Pace Gallery threw open the doors to its new eight-story headquarters in New York for a press preview on Tuesday, offering a sneak peak at exhibitions already hung while awaiting a few finishing touches before a full public opening to gallerygoers in Chelsea on Saturday.
“As you can see, we are done with the building—kind of,” Marc Glimcher, Pace’s president and CEO, said during remarks held in a dramatic seventh-floor room with views of old-fashioned water towers and Hudson Yards rising up behind him. The seventh floor will be home to performance programming for Pace Live, a new initiative whose schedule for the season was revealed at the preview, and the levels below—each with its own character and sense of size and scale—were filled with new shows of work by Alexander Calder, Yto Barrada, David Hockney, Loie Hollowell, Peter Hujar, and Fred Wilson (whose suspended exhibition “Chandeliers” lends the seventh floor a looming sense of expectancy).

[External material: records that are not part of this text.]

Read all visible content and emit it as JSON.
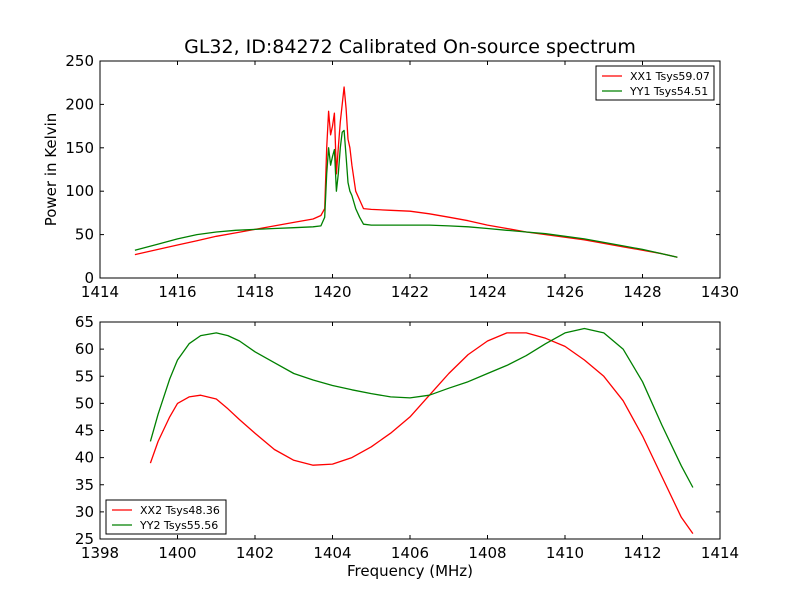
{
  "chart_data": [
    {
      "type": "line",
      "title": "GL32, ID:84272 Calibrated On-source spectrum",
      "xlabel": "",
      "ylabel": "Power in Kelvin",
      "xlim": [
        1414,
        1430
      ],
      "ylim": [
        0,
        250
      ],
      "xticks": [
        1414,
        1416,
        1418,
        1420,
        1422,
        1424,
        1426,
        1428,
        1430
      ],
      "yticks": [
        0,
        50,
        100,
        150,
        200,
        250
      ],
      "legend_position": "top-right",
      "series": [
        {
          "name": "XX1 Tsys59.07",
          "color": "#ff0000",
          "x": [
            1414.9,
            1415.5,
            1416.0,
            1416.5,
            1417.0,
            1417.5,
            1418.0,
            1418.5,
            1419.0,
            1419.5,
            1419.7,
            1419.8,
            1419.85,
            1419.9,
            1419.95,
            1420.0,
            1420.05,
            1420.1,
            1420.15,
            1420.2,
            1420.25,
            1420.3,
            1420.35,
            1420.4,
            1420.45,
            1420.5,
            1420.6,
            1420.7,
            1420.8,
            1421.0,
            1421.5,
            1422.0,
            1422.5,
            1423.0,
            1423.5,
            1424.0,
            1424.5,
            1425.0,
            1425.5,
            1426.0,
            1426.5,
            1427.0,
            1427.5,
            1428.0,
            1428.5,
            1428.9
          ],
          "y": [
            27,
            33,
            38,
            43,
            48,
            52,
            56,
            60,
            64,
            68,
            72,
            80,
            150,
            192,
            165,
            175,
            190,
            120,
            150,
            180,
            200,
            220,
            195,
            160,
            150,
            130,
            100,
            90,
            80,
            79,
            78,
            77,
            74,
            70,
            66,
            61,
            57,
            53,
            50,
            47,
            44,
            40,
            36,
            32,
            28,
            24
          ]
        },
        {
          "name": "YY1 Tsys54.51",
          "color": "#008000",
          "x": [
            1414.9,
            1415.5,
            1416.0,
            1416.5,
            1417.0,
            1417.5,
            1418.0,
            1418.5,
            1419.0,
            1419.5,
            1419.7,
            1419.8,
            1419.85,
            1419.9,
            1419.95,
            1420.0,
            1420.05,
            1420.1,
            1420.15,
            1420.2,
            1420.25,
            1420.3,
            1420.35,
            1420.4,
            1420.45,
            1420.5,
            1420.6,
            1420.7,
            1420.8,
            1421.0,
            1421.5,
            1422.0,
            1422.5,
            1423.0,
            1423.5,
            1424.0,
            1424.5,
            1425.0,
            1425.5,
            1426.0,
            1426.5,
            1427.0,
            1427.5,
            1428.0,
            1428.5,
            1428.9
          ],
          "y": [
            32,
            39,
            45,
            50,
            53,
            55,
            56,
            57,
            58,
            59,
            60,
            70,
            120,
            150,
            130,
            140,
            148,
            100,
            120,
            150,
            168,
            170,
            140,
            110,
            100,
            95,
            80,
            70,
            62,
            61,
            61,
            61,
            61,
            60,
            59,
            57,
            55,
            53,
            51,
            48,
            45,
            41,
            37,
            33,
            28,
            24
          ]
        }
      ]
    },
    {
      "type": "line",
      "title": "",
      "xlabel": "Frequency (MHz)",
      "ylabel": "",
      "xlim": [
        1398,
        1414
      ],
      "ylim": [
        25,
        65
      ],
      "xticks": [
        1398,
        1400,
        1402,
        1404,
        1406,
        1408,
        1410,
        1412,
        1414
      ],
      "yticks": [
        25,
        30,
        35,
        40,
        45,
        50,
        55,
        60,
        65
      ],
      "legend_position": "bottom-left",
      "series": [
        {
          "name": "XX2 Tsys48.36",
          "color": "#ff0000",
          "x": [
            1399.3,
            1399.5,
            1399.8,
            1400.0,
            1400.3,
            1400.6,
            1401.0,
            1401.3,
            1401.6,
            1402.0,
            1402.5,
            1403.0,
            1403.5,
            1404.0,
            1404.5,
            1405.0,
            1405.5,
            1406.0,
            1406.5,
            1407.0,
            1407.5,
            1408.0,
            1408.5,
            1409.0,
            1409.5,
            1410.0,
            1410.5,
            1411.0,
            1411.5,
            1412.0,
            1412.5,
            1413.0,
            1413.3
          ],
          "y": [
            39,
            43,
            47.5,
            50,
            51.2,
            51.5,
            50.8,
            49,
            47,
            44.5,
            41.5,
            39.5,
            38.6,
            38.8,
            40,
            42,
            44.5,
            47.5,
            51.5,
            55.5,
            59,
            61.5,
            63,
            63,
            62,
            60.5,
            58,
            55,
            50.5,
            44,
            36.5,
            29,
            26
          ]
        },
        {
          "name": "YY2 Tsys55.56",
          "color": "#008000",
          "x": [
            1399.3,
            1399.5,
            1399.8,
            1400.0,
            1400.3,
            1400.6,
            1401.0,
            1401.3,
            1401.6,
            1402.0,
            1402.5,
            1403.0,
            1403.5,
            1404.0,
            1404.5,
            1405.0,
            1405.5,
            1406.0,
            1406.5,
            1407.0,
            1407.5,
            1408.0,
            1408.5,
            1409.0,
            1409.5,
            1410.0,
            1410.5,
            1411.0,
            1411.5,
            1412.0,
            1412.5,
            1413.0,
            1413.3
          ],
          "y": [
            43,
            48,
            54.5,
            58,
            61,
            62.5,
            63,
            62.5,
            61.5,
            59.5,
            57.5,
            55.5,
            54.3,
            53.3,
            52.5,
            51.8,
            51.2,
            51,
            51.5,
            52.8,
            54,
            55.5,
            57,
            58.8,
            61,
            63,
            63.8,
            63,
            60,
            54,
            46,
            38.5,
            34.5
          ]
        }
      ]
    }
  ]
}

ARTnews learned that a shaman had blessed the space in a ritual for employees on Monday, with a cacao ceremony that involved drinking bowls of bitter hot chocolate with special energy-giving properties. When cornered for details, Glimcher said, “Have you ever had ceremonial cacao? I was, like, on—you feel it! Everybody said blessings to the building and to each other.” (And the shamanic activities remain ongoing: “She’s still working—she’s in the boiler room right now,” Glimcher added.)

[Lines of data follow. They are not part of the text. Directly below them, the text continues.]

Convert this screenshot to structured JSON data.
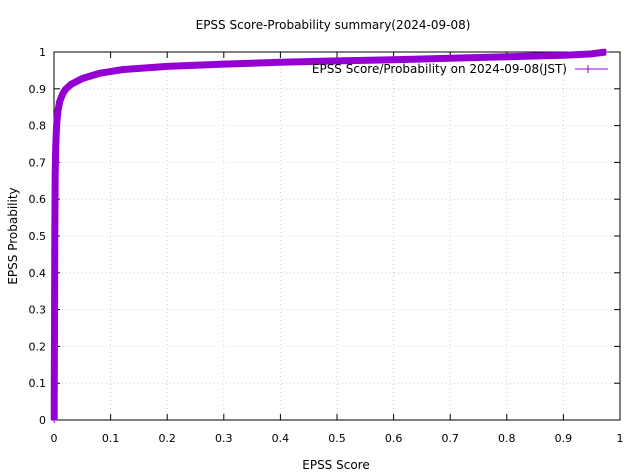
{
  "chart_data": {
    "type": "line",
    "title": "EPSS Score-Probability summary(2024-09-08)",
    "xlabel": "EPSS Score",
    "ylabel": "EPSS Probability",
    "xlim": [
      0,
      1
    ],
    "ylim": [
      0,
      1
    ],
    "x_ticks": [
      "0",
      "0.1",
      "0.2",
      "0.3",
      "0.4",
      "0.5",
      "0.6",
      "0.7",
      "0.8",
      "0.9",
      "1"
    ],
    "y_ticks": [
      "0",
      "0.1",
      "0.2",
      "0.3",
      "0.4",
      "0.5",
      "0.6",
      "0.7",
      "0.8",
      "0.9",
      "1"
    ],
    "grid": true,
    "legend_position": "top-right",
    "series": [
      {
        "name": "EPSS Score/Probability on 2024-09-08(JST)",
        "color": "#9400d3",
        "marker": "plus",
        "points": [
          [
            0.0004,
            0.0
          ],
          [
            0.0004,
            0.05
          ],
          [
            0.0005,
            0.11
          ],
          [
            0.0006,
            0.14
          ],
          [
            0.0007,
            0.17
          ],
          [
            0.0008,
            0.2
          ],
          [
            0.0009,
            0.25
          ],
          [
            0.001,
            0.3
          ],
          [
            0.0011,
            0.35
          ],
          [
            0.0012,
            0.4
          ],
          [
            0.0013,
            0.45
          ],
          [
            0.0014,
            0.5
          ],
          [
            0.0016,
            0.55
          ],
          [
            0.0018,
            0.6
          ],
          [
            0.002,
            0.66
          ],
          [
            0.0025,
            0.7
          ],
          [
            0.003,
            0.74
          ],
          [
            0.004,
            0.78
          ],
          [
            0.005,
            0.81
          ],
          [
            0.007,
            0.84
          ],
          [
            0.01,
            0.865
          ],
          [
            0.015,
            0.885
          ],
          [
            0.02,
            0.898
          ],
          [
            0.03,
            0.912
          ],
          [
            0.05,
            0.928
          ],
          [
            0.08,
            0.942
          ],
          [
            0.12,
            0.952
          ],
          [
            0.2,
            0.961
          ],
          [
            0.3,
            0.967
          ],
          [
            0.4,
            0.972
          ],
          [
            0.5,
            0.976
          ],
          [
            0.6,
            0.979
          ],
          [
            0.7,
            0.983
          ],
          [
            0.8,
            0.987
          ],
          [
            0.9,
            0.991
          ],
          [
            0.95,
            0.995
          ],
          [
            0.975,
            1.0
          ]
        ]
      }
    ]
  }
}
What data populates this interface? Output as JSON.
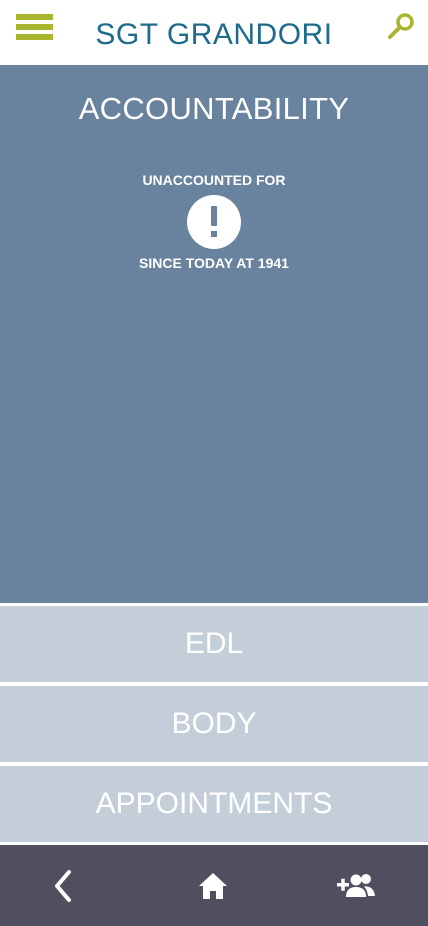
{
  "header": {
    "title": "SGT GRANDORI",
    "menu_icon": "hamburger-menu-icon",
    "search_icon": "search-icon",
    "accent_color": "#a9b52d",
    "title_color": "#1e6b8c"
  },
  "accountability": {
    "title": "ACCOUNTABILITY",
    "status": "UNACCOUNTED FOR",
    "alert_icon": "exclamation-icon",
    "since": "SINCE TODAY AT 1941",
    "panel_color": "#69829e"
  },
  "sections": {
    "edl": "EDL",
    "body": "BODY",
    "appointments": "APPOINTMENTS",
    "color": "#c4ced8"
  },
  "bottom_nav": {
    "back_icon": "chevron-left-icon",
    "home_icon": "home-icon",
    "add_person_icon": "add-person-icon",
    "color": "#4f4f60"
  }
}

During his prepared remarks, Glimcher noted that 21 babies had been born into the Pace family during the years that the new building had been in its planning stages. And now that it’s opening, “We want people to come and take their time” in what has been imagined aspirationally as “a communal space for thinking, transcendence, and contemplation.”
News was announced, including the appointments of Oliver Shultz as Pace’s new curatorial director and Michaëla Mohrmann as associate curatorial director. Shultz is joining the gallery from MoMA PS1, where he has worked in the curatorial department (including on the forthcoming show “Theater of Operations: The Gulf Wars 1991–2011,” which is being organized by Peter Eleey and Ruba Katrib). Mohrmann has been an Andrew W. Mellon Museum Research Consortium Fellow at MoMA, with a focus on Latin American art.

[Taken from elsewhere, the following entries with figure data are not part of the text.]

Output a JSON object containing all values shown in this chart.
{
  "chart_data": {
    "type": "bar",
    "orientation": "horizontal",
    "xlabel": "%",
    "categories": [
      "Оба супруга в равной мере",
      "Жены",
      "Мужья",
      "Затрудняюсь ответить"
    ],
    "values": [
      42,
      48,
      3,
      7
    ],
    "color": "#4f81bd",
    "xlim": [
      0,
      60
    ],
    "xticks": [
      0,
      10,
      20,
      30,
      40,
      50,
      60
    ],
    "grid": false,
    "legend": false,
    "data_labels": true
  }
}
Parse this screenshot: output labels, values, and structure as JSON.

Both will join a curatorial team overseen by Andria Hickey, who last year left the Museum of Contemporary Art Cleveland to become Pace’s senior director and curator—and who spoke at the preview of an expanding curatorial purview for exhibitions as well as programming projects like Pace Live. The performance program for the fall—to be helmed by Pace Live curatorial director Mark Beasley, recently installed after a stint at the Hirshhorn Museum & Sculpture Garden in Washington, D.C.—will include a film night with a traditional Moroccan dinner conceived by gallery artist Yto Barrada as well as two projects including outside presenters: Performa, which has commissioned a new installation and performance by Torkwase Dyson, and the roaming curatorial platform Blank Forms, which will present concerts featuring music by avant-garde French composer Eliane Radigue. (Live events at Pace will be free except when proceeds from ticket sales will be donated to the nonprofit organizations presenting them; the Blank Forms concerts, for instance, will be ticketed at $25.)
At the end of the official remarks, Arne Glimcher, who founded Pace and guided it for decades before giving over control to his son Marc, spoke of having borrowed $2,800 from his brother Herb to open the first location in Boston in 1962. It was a different situation then but similar in certain ways, he said, while dedicating the new flagship to “the artists who have shown at Pace—this is their gallery.”